The results are somewhat surprising, since recent polls had the measure passing by a comfortable margin. The Los Angeles Times reports that when early returns showed the “Yes” votes in the lead Tuesday night, certain pro-Yes on B groups issued emails and press releases, which lauded the apparent victory.
The proposition would have amended the city charter to “authorize creation of an L.A. Department of Water and Power program to require production of at least 400 MW of solar power energy by 2014,” according to the measure’s wording. The summary noted that “to achieve this, the LADWP would install, operate, and maintain solar power installations on properties withing the City, and on City-owned airports.”
Although the measure had the strong support of Mayor Antonio Villaraigosa (who was easily re-elected to a second term), most of the city council, and organizations such as the International Brotherhood of Electrical Workers, L.A. County Federation of Labor, Sierra Club, and League of Conservation Voters, opponents contended that proposition was hastily drawn up without proper review, would cut out private, non-DWP workers from the program, was a sweet deal for “special interest” groups like the IBEW, and might significantly raise electrical utility rates to consumers.

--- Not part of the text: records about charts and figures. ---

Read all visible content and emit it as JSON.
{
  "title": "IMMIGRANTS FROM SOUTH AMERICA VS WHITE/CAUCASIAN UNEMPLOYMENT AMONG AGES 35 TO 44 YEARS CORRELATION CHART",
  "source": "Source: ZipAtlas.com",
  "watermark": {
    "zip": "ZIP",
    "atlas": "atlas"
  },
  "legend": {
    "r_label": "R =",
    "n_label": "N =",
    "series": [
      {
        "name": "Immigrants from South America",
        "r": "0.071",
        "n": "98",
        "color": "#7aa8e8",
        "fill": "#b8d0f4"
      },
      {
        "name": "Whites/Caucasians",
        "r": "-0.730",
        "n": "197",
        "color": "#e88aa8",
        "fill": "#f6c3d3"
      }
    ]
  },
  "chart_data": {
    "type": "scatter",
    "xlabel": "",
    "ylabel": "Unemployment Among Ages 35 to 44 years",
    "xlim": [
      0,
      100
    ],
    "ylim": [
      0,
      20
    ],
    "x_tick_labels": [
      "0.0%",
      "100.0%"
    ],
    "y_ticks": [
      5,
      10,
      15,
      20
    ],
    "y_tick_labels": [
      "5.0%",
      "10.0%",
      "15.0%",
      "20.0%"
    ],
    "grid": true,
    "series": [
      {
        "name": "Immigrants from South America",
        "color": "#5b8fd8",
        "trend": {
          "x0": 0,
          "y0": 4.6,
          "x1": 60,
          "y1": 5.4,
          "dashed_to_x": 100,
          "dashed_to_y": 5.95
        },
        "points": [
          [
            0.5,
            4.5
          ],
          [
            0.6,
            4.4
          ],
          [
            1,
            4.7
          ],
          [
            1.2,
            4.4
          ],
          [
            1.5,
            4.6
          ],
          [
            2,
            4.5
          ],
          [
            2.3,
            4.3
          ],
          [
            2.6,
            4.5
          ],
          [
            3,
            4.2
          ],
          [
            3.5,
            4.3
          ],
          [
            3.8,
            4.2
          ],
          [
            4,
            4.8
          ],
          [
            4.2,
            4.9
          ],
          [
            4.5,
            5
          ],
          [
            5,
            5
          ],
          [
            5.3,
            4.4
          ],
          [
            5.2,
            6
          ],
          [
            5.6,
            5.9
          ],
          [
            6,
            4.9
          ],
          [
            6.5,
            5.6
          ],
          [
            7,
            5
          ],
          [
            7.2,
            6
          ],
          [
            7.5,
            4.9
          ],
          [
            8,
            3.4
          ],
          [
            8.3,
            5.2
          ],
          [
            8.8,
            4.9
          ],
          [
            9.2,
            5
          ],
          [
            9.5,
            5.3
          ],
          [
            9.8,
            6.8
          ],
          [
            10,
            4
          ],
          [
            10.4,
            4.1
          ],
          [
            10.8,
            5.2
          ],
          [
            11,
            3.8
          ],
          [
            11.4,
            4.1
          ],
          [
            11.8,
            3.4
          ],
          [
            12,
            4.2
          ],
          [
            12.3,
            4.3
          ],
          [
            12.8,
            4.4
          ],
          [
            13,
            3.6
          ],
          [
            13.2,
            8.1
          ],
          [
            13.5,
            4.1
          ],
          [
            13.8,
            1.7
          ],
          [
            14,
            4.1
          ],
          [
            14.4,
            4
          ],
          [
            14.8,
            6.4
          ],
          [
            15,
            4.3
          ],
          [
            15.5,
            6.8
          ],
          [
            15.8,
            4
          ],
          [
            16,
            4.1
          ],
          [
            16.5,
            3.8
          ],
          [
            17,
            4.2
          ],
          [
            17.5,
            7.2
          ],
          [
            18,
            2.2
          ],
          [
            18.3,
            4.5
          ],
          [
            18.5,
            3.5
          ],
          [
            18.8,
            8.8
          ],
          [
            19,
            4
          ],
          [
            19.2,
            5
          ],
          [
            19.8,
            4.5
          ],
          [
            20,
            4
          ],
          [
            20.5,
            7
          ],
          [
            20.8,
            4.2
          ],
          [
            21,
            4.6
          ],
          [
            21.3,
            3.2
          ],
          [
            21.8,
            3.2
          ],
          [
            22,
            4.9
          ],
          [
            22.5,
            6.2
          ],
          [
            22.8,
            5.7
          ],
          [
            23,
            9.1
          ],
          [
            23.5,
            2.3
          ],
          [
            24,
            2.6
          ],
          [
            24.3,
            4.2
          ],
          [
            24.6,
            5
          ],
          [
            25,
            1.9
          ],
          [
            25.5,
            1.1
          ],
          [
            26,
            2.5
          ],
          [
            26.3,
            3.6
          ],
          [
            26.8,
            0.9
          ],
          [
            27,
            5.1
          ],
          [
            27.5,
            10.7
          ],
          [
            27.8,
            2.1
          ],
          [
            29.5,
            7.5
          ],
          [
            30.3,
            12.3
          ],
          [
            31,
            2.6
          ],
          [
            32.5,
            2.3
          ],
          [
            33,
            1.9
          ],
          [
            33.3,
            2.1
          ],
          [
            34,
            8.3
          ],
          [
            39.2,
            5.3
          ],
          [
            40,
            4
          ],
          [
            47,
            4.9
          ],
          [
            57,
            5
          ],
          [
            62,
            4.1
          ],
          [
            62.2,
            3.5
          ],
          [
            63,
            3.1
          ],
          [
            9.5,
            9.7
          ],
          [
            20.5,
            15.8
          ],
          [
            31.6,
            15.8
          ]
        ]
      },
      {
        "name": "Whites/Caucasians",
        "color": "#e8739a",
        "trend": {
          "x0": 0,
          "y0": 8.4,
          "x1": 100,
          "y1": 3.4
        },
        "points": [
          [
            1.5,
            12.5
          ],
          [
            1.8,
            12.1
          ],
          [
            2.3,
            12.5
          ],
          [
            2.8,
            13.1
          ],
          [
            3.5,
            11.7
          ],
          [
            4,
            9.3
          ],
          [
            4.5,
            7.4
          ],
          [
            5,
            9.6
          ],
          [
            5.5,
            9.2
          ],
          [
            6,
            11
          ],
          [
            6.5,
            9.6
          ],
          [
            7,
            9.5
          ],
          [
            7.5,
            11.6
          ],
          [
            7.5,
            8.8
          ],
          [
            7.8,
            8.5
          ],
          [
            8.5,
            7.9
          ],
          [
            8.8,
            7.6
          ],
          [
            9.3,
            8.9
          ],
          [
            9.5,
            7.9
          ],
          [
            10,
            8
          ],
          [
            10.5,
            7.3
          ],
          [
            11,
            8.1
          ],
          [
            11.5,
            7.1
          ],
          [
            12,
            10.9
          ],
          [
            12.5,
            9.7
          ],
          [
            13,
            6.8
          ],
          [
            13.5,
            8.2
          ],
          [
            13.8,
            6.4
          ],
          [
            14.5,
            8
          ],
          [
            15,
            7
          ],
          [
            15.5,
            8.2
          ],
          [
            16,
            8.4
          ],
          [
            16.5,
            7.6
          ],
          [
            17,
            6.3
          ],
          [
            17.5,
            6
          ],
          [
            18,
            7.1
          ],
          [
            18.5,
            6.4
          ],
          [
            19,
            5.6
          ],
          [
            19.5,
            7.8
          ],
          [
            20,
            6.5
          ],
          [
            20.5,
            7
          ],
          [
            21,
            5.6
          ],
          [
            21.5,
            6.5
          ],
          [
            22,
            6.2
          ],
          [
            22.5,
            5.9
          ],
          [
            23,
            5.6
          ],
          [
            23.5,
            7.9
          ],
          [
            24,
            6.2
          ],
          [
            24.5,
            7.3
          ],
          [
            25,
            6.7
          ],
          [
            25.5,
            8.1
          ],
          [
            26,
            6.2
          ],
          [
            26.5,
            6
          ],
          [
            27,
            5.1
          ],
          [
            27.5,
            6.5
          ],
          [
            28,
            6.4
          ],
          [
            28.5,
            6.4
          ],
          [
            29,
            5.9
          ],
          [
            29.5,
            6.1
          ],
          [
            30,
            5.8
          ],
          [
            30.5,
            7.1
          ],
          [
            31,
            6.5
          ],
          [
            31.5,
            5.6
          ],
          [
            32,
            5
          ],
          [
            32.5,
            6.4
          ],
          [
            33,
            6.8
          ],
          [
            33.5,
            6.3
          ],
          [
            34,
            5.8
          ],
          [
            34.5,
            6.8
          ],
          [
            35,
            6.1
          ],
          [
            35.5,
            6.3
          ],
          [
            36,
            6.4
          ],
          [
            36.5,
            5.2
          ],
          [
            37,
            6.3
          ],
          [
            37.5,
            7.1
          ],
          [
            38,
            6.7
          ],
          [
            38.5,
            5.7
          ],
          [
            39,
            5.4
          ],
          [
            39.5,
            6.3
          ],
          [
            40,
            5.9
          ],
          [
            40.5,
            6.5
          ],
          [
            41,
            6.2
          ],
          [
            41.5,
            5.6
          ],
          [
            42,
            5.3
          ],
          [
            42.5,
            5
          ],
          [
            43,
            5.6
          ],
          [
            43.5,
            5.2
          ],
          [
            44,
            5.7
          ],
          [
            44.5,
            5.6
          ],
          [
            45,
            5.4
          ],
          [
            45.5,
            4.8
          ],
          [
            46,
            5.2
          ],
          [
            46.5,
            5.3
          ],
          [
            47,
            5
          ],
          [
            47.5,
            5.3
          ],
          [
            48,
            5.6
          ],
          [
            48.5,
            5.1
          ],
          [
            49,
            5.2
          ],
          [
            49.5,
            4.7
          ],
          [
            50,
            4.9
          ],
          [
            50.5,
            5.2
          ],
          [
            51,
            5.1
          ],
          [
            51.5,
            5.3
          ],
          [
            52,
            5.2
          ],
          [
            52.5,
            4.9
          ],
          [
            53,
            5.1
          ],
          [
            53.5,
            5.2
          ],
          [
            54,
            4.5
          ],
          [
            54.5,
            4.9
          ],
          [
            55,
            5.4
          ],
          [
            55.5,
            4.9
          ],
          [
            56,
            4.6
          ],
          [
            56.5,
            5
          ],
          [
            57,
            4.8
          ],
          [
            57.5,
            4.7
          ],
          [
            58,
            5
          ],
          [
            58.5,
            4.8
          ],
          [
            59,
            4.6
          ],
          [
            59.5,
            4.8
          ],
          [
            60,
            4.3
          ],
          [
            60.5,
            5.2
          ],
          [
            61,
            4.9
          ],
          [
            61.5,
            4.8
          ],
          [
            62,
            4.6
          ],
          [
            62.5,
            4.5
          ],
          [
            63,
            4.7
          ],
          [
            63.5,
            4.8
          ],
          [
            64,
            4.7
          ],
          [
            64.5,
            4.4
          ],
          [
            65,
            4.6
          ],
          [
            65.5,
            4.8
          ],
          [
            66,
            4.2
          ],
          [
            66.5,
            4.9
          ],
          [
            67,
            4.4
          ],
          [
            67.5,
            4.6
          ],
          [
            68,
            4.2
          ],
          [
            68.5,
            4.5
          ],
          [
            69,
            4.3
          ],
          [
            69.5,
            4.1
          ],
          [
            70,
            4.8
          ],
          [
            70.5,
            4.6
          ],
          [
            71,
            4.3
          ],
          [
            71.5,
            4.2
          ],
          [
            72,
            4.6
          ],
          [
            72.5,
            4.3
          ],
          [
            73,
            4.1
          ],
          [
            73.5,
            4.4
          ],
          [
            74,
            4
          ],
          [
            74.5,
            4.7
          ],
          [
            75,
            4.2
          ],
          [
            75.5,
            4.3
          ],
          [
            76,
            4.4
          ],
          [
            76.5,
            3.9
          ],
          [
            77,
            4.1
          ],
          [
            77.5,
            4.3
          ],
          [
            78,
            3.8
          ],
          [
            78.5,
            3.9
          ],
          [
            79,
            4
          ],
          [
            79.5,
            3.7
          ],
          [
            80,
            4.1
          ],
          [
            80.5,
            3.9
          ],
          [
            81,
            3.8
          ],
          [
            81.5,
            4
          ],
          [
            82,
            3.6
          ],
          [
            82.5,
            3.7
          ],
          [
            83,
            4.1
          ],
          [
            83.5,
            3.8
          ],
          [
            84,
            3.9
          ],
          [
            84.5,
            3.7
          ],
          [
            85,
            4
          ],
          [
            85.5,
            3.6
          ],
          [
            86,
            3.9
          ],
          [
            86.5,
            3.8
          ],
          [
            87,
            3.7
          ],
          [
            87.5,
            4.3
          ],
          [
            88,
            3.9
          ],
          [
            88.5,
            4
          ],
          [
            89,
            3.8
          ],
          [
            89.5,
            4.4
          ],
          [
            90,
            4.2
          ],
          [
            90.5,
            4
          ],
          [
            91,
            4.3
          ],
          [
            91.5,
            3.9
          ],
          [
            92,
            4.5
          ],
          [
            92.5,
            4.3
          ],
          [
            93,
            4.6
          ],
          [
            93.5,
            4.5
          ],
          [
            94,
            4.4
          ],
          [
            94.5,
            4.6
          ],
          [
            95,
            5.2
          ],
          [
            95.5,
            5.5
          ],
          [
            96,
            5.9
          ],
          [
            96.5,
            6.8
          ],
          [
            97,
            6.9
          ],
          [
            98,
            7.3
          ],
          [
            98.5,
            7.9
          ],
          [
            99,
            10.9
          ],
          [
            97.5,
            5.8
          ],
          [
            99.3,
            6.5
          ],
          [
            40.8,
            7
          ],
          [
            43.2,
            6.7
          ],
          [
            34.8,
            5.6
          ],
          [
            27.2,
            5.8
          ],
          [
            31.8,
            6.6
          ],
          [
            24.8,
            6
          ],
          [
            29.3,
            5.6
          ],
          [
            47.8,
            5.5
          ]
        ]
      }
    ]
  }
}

The effect of the measure’s failure on the city’s new Solar L.A. initiative remains unclear, although the Times story indicates that political leaders could reexamine the solar plan and send it to the DWP Commission for a vote–essentially keeping the momentum going.
Measure B is the latest solar/renewables-related proposition to go down to defeat in California. Voters soundly rejected two initiatives on the November 2008 ballot, both of which were derided by opponents as ill-conceived and poorly written. General support for the increased deployment of solar energy remains strong in the state.